Although prices have declined from their peak, there are still headwinds like the disruption of parts production from the United Auto Workers strike last fall. The average used car price at the end of November was $26,091, down $1,065 from a year earlier but still $6,000 more than at the end of 2019.

5. What’s going on with electric vehicles?

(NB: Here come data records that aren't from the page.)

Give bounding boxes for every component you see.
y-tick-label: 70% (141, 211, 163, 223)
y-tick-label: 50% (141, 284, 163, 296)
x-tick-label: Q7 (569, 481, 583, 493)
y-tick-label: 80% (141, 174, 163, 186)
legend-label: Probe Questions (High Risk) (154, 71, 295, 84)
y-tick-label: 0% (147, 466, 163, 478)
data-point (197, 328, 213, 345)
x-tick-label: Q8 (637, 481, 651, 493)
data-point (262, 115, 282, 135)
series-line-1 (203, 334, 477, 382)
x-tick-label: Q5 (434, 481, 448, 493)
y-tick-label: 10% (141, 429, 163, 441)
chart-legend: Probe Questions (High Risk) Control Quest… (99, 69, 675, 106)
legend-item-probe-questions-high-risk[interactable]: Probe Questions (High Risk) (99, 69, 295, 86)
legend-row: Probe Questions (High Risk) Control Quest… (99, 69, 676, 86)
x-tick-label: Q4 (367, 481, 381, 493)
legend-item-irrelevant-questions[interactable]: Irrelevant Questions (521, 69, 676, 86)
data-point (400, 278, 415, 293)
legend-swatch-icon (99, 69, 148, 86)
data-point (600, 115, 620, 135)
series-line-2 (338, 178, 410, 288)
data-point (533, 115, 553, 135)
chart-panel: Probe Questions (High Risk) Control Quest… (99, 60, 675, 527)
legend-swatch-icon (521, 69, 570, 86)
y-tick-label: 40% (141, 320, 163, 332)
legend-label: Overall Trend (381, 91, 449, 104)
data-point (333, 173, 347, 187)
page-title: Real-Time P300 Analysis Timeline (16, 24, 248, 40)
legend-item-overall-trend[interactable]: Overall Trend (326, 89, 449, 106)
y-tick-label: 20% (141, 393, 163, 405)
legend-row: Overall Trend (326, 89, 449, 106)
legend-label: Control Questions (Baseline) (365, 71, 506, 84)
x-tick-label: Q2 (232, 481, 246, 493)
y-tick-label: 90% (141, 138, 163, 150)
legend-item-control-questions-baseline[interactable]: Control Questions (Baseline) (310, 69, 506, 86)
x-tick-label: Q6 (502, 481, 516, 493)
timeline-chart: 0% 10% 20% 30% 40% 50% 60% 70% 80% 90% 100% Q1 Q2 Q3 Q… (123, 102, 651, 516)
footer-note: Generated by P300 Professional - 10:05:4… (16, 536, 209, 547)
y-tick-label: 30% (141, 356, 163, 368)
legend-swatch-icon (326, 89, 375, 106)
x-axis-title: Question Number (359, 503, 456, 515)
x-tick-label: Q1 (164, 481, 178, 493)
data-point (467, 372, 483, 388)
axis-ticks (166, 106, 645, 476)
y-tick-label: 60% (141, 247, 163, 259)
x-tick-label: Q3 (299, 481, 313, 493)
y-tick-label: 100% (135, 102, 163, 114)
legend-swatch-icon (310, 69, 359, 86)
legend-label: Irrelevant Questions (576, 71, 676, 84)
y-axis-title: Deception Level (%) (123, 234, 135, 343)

Americans are growing wary of electric vehicles because of their high prices. The batteries that power EVs are more expensive than internal combustion engines, so consumers often have to shell out more to get an eco-friendly car. For instance, a Ford F-150 Lightning EV starts at about $50,000, before federal tax credits of $7,500. But a base model gasoline-powered version starts at less than $37,000. Tesla Inc. has tried to cut prices to stoke demand, but those discounts are eating into its bottom line. EV prices have come down but still cost an average of almost $51,000, which is about $3,000 more than internal combustion vehicles.

But the bigger problem is variety. Today, the Nissan Leaf is the only EV that sells for less than $40,000. Many conventional models sell under that price. At least for now, electric vehicles are piling up in lots, with inventories at U.S. dealers reaching a new high of 130 days in December, compared with 69 days for internal combustion vehicles.

6. Any signs that things might improve?

Relief is in sight, according to Cox. New-car inventory is slowly returning to normal levels, which means the market for new and used cars should become less of a seller’s market in 2024, according to Cox senior economist Charlie Chesbrough. But prices need to fall a long way with high interest rates still making payments costly. The Fed expects to lower interest rates in 2024, which would help make owning a car more affordable.